What is Laparoscopic Gastric Bypass?
The gastric bypass is the gold standard by which all other obesity surgeries are measured. It has been present in various forms for over 30 years. It converts the stomach from a 2 litre sac to a 30cc pouch by dividing the upper part of the stomach. To enhance weight loss a loop of small bowel is connected to the pouch and again to a more distal loop of small bowel so that ingested food is bypassed beyond the digestive enzymes (that are released in the duodenum) leading to a degree of malabsorption. The remainder stomach is left in situ. An average weight loss of 65-70% excess body weight loss can be expected.
- Rapid weight loss as hunger and satiety control is instantaneous.
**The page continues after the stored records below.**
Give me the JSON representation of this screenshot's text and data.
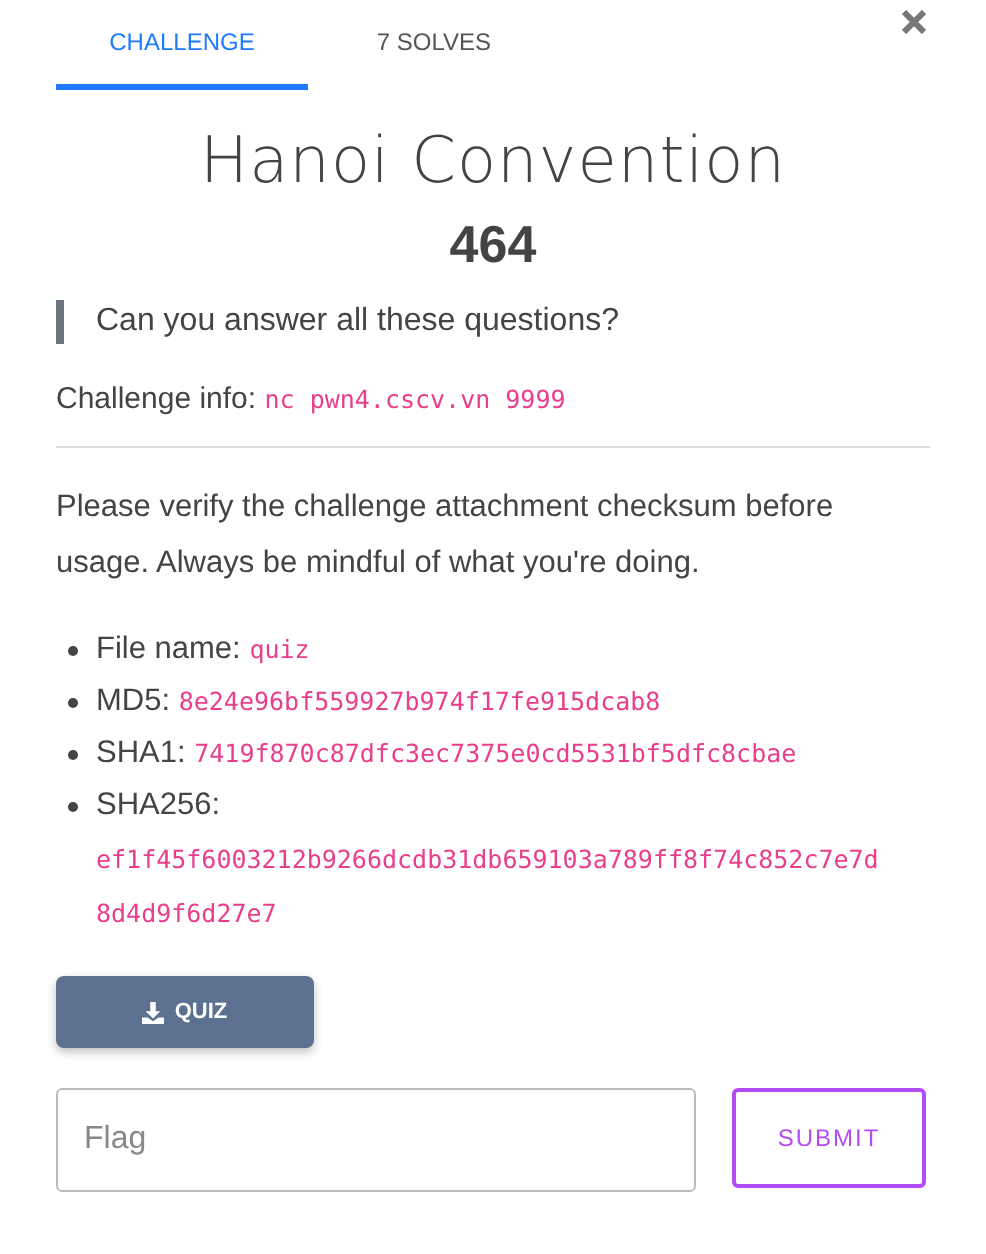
{
  "tabs": [
    {
      "label": "CHALLENGE",
      "selected": true
    },
    {
      "label": "7 SOLVES",
      "selected": false
    }
  ],
  "title": "Hanoi Convention",
  "points": "464",
  "quote": "Can you answer all these questions?",
  "info": {
    "label": "Challenge info:",
    "value": "nc pwn4.cscv.vn 9999"
  },
  "notice": "Please verify the challenge attachment checksum before usage. Always be mindful of what you're doing.",
  "file_details": [
    {
      "kind": "inline",
      "label": "File name:",
      "value": "quiz"
    },
    {
      "kind": "inline",
      "label": "MD5:",
      "value": "8e24e96bf559927b974f17fe915dcab8"
    },
    {
      "kind": "inline",
      "label": "SHA1:",
      "value": "7419f870c87dfc3ec7375e0cd5531bf5dfc8cbae"
    },
    {
      "kind": "block",
      "label": "SHA256:",
      "value": "ef1f45f6003212b9266dcdb31db659103a789ff8f74c852c7e7d8d4d9f6d27e7"
    }
  ],
  "download_button": "QUIZ",
  "flag_field": {
    "placeholder": "Flag"
  },
  "submit_button": "SUBMIT"
}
Most people approach goal weight by 9 months with maximal weight loss at 18 months.
- Has been proven to be effective in the long-term with good data out beyond 15 years
- Interferes with an undefined insulin-glucose feedback system so that most diabetic patients discard their insulin immediately
- Has a number of staple lines securing small bowel and stomach and leaks may occur.
- Is an aggressive technique and recovery is more prolonged with most patients requiring 2 weeks off work to recover.
- Has a number of long-term complications not seen in the other obesity surgeries such as dumping syndrome, stomal ulceration, internal herniation etc.